Thursday, February 23rd, 2017
Boosters tout new stadium
St. Marys project plans reviewed
By Ed Gebert
Planners on Wednesday shared conceptual drawings of a possible new stadium on th. . .
ST. MARYS - Fundraising has begun to construct a new football stadium at the high school/middle school property.
Dan Burke, secretary/treasurer of the Roughriders Philanthropic Association; interim superintendent Howard Overman; and high school principal Bill Ruane on Wednesday shared their plans with St. Marys Rotarians.
"We are, in my opinion, at a crossroads with the football stadium here in St. Marys," Burke said. "We're at the point now that the current Skip Baughman Stadium has a lot of issues."
The choice boils down to repairing the crumbling stadium or building a new state-of-the-art facility at the school's main campus, where "we have a beautiful new high school/middle school, we have beautiful new artificial turf, we have a 10-lane track that can host all kinds of invitationals," Burke said.
Overman, who once coached against Baughman, a longtime St. Marys football coach, said the decision is based on one main point.
"I think the best thing to look at is, what's best for the kids? That's the big thing," he said.
The speakers agreed the best thing for students is to leave behind the Roughriders' traditional home field.
"We get the tradition, Ruane said. "To us the tradition is the hard-nosed football, it's the players, it's the coaching, it's the attitude, it's when you step out of the locker room. Now it's to the point where - what is best is moving forward. It makes sense to us that we make this move."
A committee is soliciting donations to build a $6 million stadium with a seating capacity of 3,800-4,000 - 500 more than the current stadium - with 700-750 parking spaces and access to 700 exhisting spaces at the school.
The new sports complex would be built around the existing artificial-turf field and 10-lane track, east of the school.
Skip Baughman Stadium would be dismantled and removed. Plans call for Baughman to be honored with a memorial at the entrance of the new field. Designers are working with Baughman's daughter on the memorial, Ruane said.
Rumors about the stadium's future have been circulating for months, but Burke stressed the project is not a secret.
"We want this to be understood by everybody," he said. "We want to be as transparent as we can. We want everybody to understand where we're coming from in this project."
Burke emphasized that the new facility would benefit not just the football program but also the band and the track programs. He noted that band members load instruments on game night to be driven to the armory, where the musicians change into uniform and march down South Street and onto the field. At the end of the game, the whole process is reversed.
"Right now for these band kids, every Friday night at St. Marys is an away game," he said.
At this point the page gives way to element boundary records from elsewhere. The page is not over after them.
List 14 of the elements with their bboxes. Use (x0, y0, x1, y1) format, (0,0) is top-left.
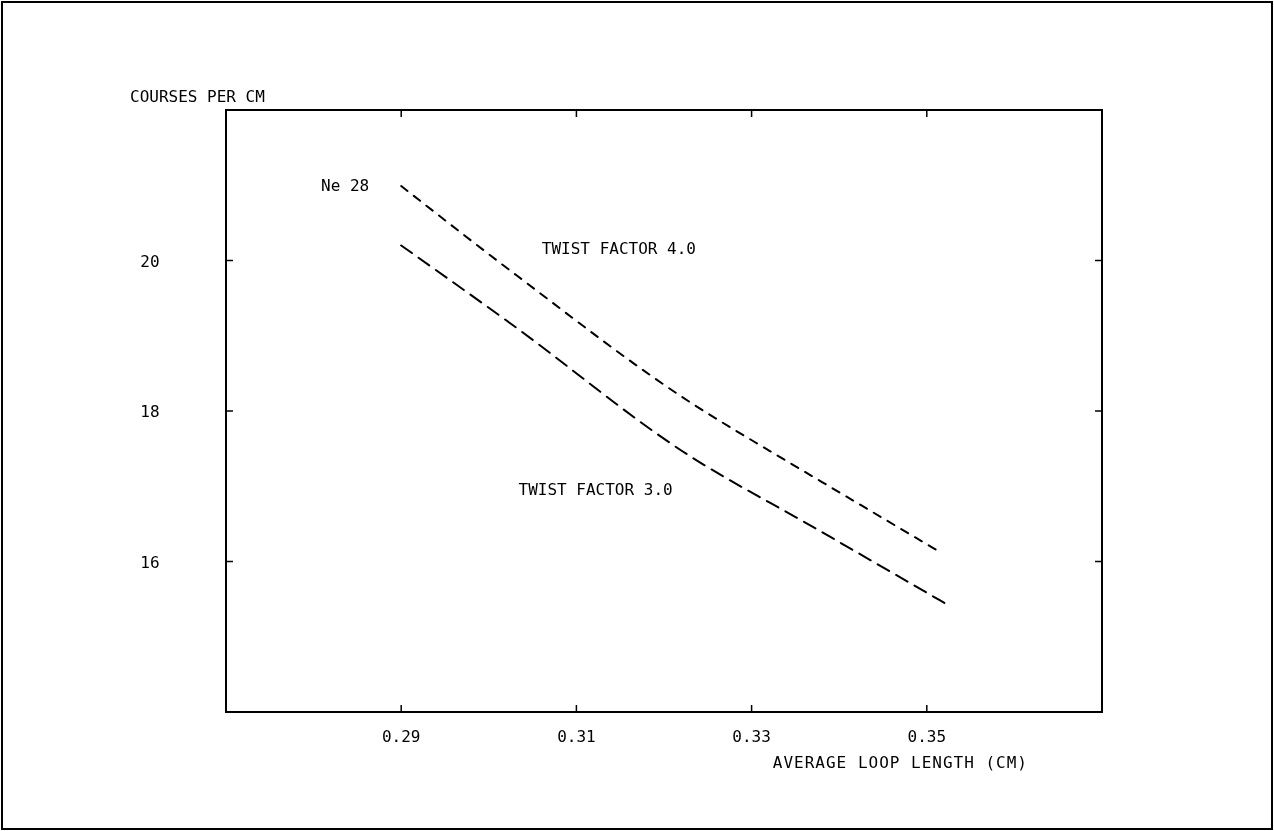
annotation: Ne 28 (321, 176, 370, 196)
x-tick-label: 0.35 (907, 727, 947, 746)
y-tick-label: 18 (140, 402, 160, 421)
x-tick-label: 0.33 (732, 727, 771, 746)
x-axis-title: AVERAGE LOOP LENGTH (CM) (772, 753, 1028, 772)
line-series (400, 185, 937, 551)
y-tick-label: 20 (140, 251, 160, 271)
y-tick-label: 16 (140, 552, 160, 572)
x-tick-label: 0.31 (557, 727, 596, 746)
series-label: TWIST FACTOR 3.0 (518, 479, 673, 499)
x-tick-label: 0.29 (381, 727, 421, 746)
y-axis-title: COURSES PER CM (130, 87, 265, 106)
series-label: TWIST FACTOR 4.0 (541, 238, 696, 258)
line-series (400, 244, 946, 604)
A mixture of skepticism and excitement swept through the crowd as the plans were explained. Ruane described the desire to take the best of Skip Baughman Stadium, such as the community spirit and closeness to the game, and use them to make the new facility a Roughrider tradition.
"Our first goal was St. Marys football, like how the closeness, the spirit, how close you are, how it is jam-packed. We scaled down. The idea is it would be filled to capacity. We'll build it up and get that atmosphere," Ruane said.
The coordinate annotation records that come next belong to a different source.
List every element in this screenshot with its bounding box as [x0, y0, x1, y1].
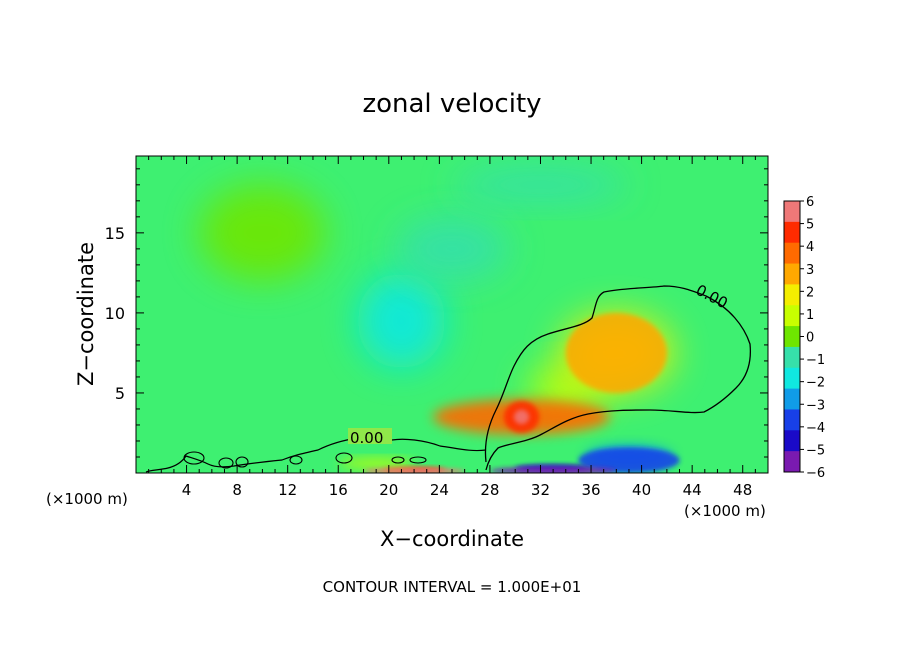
colorbar-tick-label: 4: [806, 240, 814, 255]
zero-contour-lower: [145, 436, 487, 473]
field-feature: [513, 409, 530, 425]
field-feature: [578, 447, 680, 473]
contour-loop: [409, 456, 427, 464]
field-feature: [199, 184, 326, 281]
colorbar-tick-label: −6: [806, 466, 825, 481]
contour-label: 0.00: [350, 429, 383, 447]
colorbar-tick-label: 3: [806, 263, 814, 278]
colorbar-tick-label: 6: [806, 195, 814, 210]
x-axis: 4 8 12 16 20 24 28 32 36 40 44 48: [148, 156, 756, 499]
zero-contour-upper: [484, 285, 752, 471]
field-feature: [451, 167, 629, 203]
colorbar: 6 5 4 3 2 1 0 −1 −2 −3 −4 −5 −6: [783, 195, 825, 481]
y-axis-label: Z−coordinate: [74, 242, 98, 386]
x-tick-label: 8: [232, 481, 242, 499]
x-tick-label: 40: [632, 481, 651, 499]
colorbar-swatch: [784, 326, 800, 348]
colorbar-swatch: [784, 201, 800, 223]
contour-loop: [183, 451, 205, 465]
chart-title: zonal velocity: [362, 89, 541, 119]
colorbar-tick-label: 1: [806, 308, 814, 323]
x-tick-label: 36: [581, 481, 600, 499]
y-axis: 5 10 15: [105, 168, 768, 458]
colorbar-tick-label: −4: [806, 421, 825, 436]
x-axis-label: X−coordinate: [380, 527, 524, 551]
colorbar-swatch: [784, 367, 800, 390]
contour-loop: [391, 456, 405, 464]
contour-interval-note: CONTOUR INTERVAL = 1.000E+01: [323, 578, 582, 596]
colorbar-swatch: [784, 388, 800, 410]
x-tick-label: 44: [683, 481, 702, 499]
colorbar-swatch: [784, 242, 800, 265]
contour-label-bg: [348, 428, 392, 444]
x-tick-label: 32: [531, 481, 550, 499]
colorbar-tick-label: −5: [806, 443, 825, 458]
x-tick-label: 4: [182, 481, 192, 499]
colorbar-swatch: [784, 221, 800, 244]
field-feature: [338, 458, 415, 469]
contour-loop: [218, 457, 234, 469]
y-tick-label: 15: [105, 224, 125, 243]
field-feature: [395, 216, 509, 281]
colorbar-swatch: [784, 346, 800, 369]
colorbar-swatch: [784, 263, 800, 285]
x-tick-label: 28: [480, 481, 499, 499]
colorbar-swatch: [784, 451, 800, 473]
x-tick-label: 16: [329, 481, 348, 499]
contour-loop: [235, 456, 249, 468]
x-unit-left: (×1000 m): [46, 490, 128, 508]
contour-loop: [335, 452, 353, 464]
contour-loop: [289, 455, 303, 465]
x-unit-right: (×1000 m): [684, 502, 766, 520]
colorbar-swatch: [784, 284, 800, 306]
colorbar-tick-label: 0: [806, 331, 814, 346]
colorbar-swatch: [784, 409, 800, 431]
x-tick-label: 48: [733, 481, 752, 499]
colorbar-tick-label: −2: [806, 376, 825, 391]
colorbar-swatch: [784, 305, 800, 327]
plot-field: [136, 156, 768, 473]
field-feature: [357, 272, 446, 369]
colorbar-swatch: [784, 430, 800, 452]
x-tick-label: 24: [430, 481, 449, 499]
y-tick-label: 10: [105, 304, 125, 323]
x-tick-label: 12: [278, 481, 297, 499]
x-tick-label: 20: [379, 481, 398, 499]
colorbar-tick-label: −3: [806, 398, 825, 413]
colorbar-tick-label: −1: [806, 353, 825, 368]
velocity-field: [199, 167, 680, 473]
field-feature: [565, 312, 667, 393]
y-tick-label: 5: [115, 384, 125, 403]
colorbar-tick-label: 5: [806, 218, 814, 233]
colorbar-tick-label: 2: [806, 285, 814, 300]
Future plans for the Baughman site are limited by the city budget, but future uses are plentiful, mayor Pat McGowan said.
"The school came to us and said 'if we put the stadium out at the new high school, would you be interested in the land?' We're always interested in talking to and supporting the schools in any way we can, so we came up with a conceptual drawing," he said.
The plans are not set in stone, McGowan noted, but initial ideas include practice fields for the pee-wee football program and a natural-terrain amphitheater.
Moving the pee-wee fields off of the baseball fields at K.C. Geiger Park would offer a large savings in groundskeeping expenses, McGowan said, adding the amphitheater could host many theater-in-the-park and music events.
The city also is ready to try again for a pedestrian bridge over U.S. 33 to the school, McGowan added. Since the completion of the middle and high school building in 2010, parents and officials have pushed for the bridge to help improve student safety. Multiple applications to the Ohio Department of Transportation for grant funding and cooperation have failed, however, making the project impossible. ODOT is responsible for the stretch of road as it is a state route.
"We feel we have a very good chance of getting a bridge across with this (next) application," McGowan said. "We found out where we went wrong last time, and if we get that, it's 95 percent state-funded."
Responding to a question after the presentation, McGowan remarked, "Any time you bring people into the city of St. Marys, the economic impact is going to be positive. The nicer a city we have with the nicer facilities that draws people into this community, it's going to have a positive impact."
"Right now, unfortunately, we're being represented by port-a-pots and stands that are crumbling and falling apart and actually being condemned," he continued. "So I think we are doing a huge disservice to our community, to our school and to our kids."
Fundraising success will dictate when the Roughriders could move into a new home. Burke said efforts will be made to get the funding in place as soon as possible with the hope of playing the 2018 season at the new facility.
Ruane noted the traditional football atmosphere was partially lost when the old school building downtown was torn down.
"For our kids, it's an opportunity to make new memories now," he stated.
"It's exciting, but we're going to need help from everybody to get this accomplished," Overman said.